Still, some staunch opponents of the practice remain in the House GOP. And on Wednesday, according to Politico, McCarthy made “a concession to carve out any earmarks included in those [appropriations] packages for separate votes, though it’s unclear if they’d be voted on as one package or separately.” That change could also make those appropriations bills harder to pass.

5) Adding Freedom Caucus members to the House Rules Committee

The Rules Committee determines what will come to the House floor, when it will be brought, and how debate and amendments over it will proceed. In recent decades, it has essentially done the bidding of the speaker of the House — indeed, it’s one of the main sources of the speaker’s power over the chamber.

So handing over some committee seats to firebrand conservatives who have a tendency to try and muck up party leaders’ agenda would be quite a change. But per Politico, McCarthy “is prepared to” give the Freedom Caucus (the main organizing body of the House’s far right) two seats on the Rules Committee.

Now, in the previous Congress, under a similarly sized majority, Democrats allotted their party nine seats on the Rules Committee, and Republicans four seats. So if McCarthy sticks to that math, giving Republican hardliners two Rules seats might not be such a big deal — they couldn’t block anything even if they united with the minority, since the vote would be 7-6. According to Politico, though, “there is talk” about giving a third seat to another member aligned with the right. If he acquiesces, McCarthy may have basically handed over control of one of the speaker’s most powerful tools to hardliners.

6) Giving outside groups free rein in safe open primaries

Conservative activists have long resented the tendency of party leaders to try to support candidates they see as more “electable” — who are often more mainstream or moderate — in Republican primaries. Relatedly, party leaders have long resented conservative activists’ tendency to back extreme or controversial GOP primary candidates who are then at risk of losing the general election.

So it was interesting news on Wednesday night that the Club for Growth, a conservative anti-tax group that has long squabbled with GOP leaders over these primaries, announced an agreement with the Congressional Leadership Fund, a super PAC aligned with McCarthy. McCarthy’s allies pledged in a statement that they would “not spend in any open-seat primaries in safe Republican districts.”

Basically, this is a concession to the right that they’ll have free rein to back whoever they want in these contests without the establishment getting involved (though the super PAC can still spend to support incumbents or a favored candidate in a swing district primary).

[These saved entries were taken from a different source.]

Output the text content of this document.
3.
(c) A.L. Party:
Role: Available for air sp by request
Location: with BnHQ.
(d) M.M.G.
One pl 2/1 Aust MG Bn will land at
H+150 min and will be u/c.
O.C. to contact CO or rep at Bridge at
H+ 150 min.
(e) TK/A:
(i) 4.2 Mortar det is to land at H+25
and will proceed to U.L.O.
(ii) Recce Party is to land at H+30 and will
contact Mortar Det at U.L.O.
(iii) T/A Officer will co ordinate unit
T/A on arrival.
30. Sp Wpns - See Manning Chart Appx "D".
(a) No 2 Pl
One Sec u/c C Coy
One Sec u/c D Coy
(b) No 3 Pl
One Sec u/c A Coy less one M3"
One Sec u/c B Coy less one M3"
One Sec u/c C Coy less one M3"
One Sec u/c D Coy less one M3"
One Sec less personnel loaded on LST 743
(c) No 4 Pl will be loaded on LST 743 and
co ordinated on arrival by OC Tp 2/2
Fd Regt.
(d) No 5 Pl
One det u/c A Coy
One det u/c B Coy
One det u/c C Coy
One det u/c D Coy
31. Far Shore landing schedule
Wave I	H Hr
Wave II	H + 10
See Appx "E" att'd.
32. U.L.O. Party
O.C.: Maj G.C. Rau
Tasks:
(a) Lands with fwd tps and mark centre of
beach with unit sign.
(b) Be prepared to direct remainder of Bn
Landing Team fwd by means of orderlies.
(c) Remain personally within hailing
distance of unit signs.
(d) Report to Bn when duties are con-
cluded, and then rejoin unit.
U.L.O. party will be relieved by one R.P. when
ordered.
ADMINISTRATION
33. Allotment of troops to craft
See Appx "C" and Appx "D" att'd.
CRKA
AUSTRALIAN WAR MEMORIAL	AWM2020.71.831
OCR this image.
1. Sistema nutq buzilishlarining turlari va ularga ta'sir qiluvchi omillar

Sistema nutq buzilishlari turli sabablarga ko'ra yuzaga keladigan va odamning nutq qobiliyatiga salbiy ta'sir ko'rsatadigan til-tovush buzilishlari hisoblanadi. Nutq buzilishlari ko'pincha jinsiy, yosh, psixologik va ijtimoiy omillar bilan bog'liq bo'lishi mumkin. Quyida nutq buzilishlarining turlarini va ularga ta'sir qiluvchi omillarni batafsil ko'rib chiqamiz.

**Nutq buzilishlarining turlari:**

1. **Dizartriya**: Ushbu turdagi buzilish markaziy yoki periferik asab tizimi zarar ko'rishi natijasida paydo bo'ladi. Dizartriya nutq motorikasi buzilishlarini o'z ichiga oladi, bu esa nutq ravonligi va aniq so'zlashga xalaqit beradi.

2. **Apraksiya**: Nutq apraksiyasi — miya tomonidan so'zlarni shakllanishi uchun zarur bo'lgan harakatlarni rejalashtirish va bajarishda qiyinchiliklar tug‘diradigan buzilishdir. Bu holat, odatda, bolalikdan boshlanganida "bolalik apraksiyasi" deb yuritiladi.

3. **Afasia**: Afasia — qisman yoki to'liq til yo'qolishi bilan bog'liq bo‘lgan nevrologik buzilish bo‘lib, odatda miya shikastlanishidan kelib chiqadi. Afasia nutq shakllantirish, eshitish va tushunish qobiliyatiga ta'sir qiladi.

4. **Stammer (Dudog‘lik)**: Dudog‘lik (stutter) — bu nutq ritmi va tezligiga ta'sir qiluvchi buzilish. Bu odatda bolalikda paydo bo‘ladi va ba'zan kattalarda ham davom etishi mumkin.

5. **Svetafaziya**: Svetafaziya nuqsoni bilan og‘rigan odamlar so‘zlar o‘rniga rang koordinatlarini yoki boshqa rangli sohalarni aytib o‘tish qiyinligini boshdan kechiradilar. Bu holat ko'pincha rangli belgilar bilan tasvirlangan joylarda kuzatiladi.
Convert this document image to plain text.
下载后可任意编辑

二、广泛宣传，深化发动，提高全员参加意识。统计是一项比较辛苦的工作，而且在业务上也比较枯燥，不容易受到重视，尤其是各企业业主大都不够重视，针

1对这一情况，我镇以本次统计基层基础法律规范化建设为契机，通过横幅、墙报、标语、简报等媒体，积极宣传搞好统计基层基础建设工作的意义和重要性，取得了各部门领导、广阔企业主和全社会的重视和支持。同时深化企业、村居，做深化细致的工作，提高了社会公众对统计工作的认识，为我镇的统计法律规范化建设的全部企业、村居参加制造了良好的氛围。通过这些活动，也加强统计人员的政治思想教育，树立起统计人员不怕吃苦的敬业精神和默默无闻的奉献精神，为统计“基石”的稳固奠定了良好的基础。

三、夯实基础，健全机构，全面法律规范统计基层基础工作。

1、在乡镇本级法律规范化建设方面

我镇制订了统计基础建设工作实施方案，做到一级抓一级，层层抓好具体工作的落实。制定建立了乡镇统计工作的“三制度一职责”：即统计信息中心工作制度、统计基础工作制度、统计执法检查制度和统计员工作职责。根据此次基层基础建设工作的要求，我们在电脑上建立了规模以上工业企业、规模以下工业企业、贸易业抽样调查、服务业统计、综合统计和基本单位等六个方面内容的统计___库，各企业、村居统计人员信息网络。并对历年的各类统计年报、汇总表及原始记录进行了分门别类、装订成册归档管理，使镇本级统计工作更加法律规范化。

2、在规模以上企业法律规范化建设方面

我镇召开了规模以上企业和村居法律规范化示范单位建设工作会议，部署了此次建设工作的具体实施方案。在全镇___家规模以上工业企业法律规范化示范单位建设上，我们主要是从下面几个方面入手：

But a safe seat can become competitive if the GOP nominee is too extreme or controversial, as Roy Moore found out in Alabama’s 2017 Senate special election. Candidate quality does matter, as Republicans found out when several of their extreme or scandal-plagued candidates lost House and Senate races in the most recent midterms. So this could hurt McCarthy’s chances of holding on to his slim margin in the House in 2024 at least somewhat. He simply doesn’t have many seats to lose.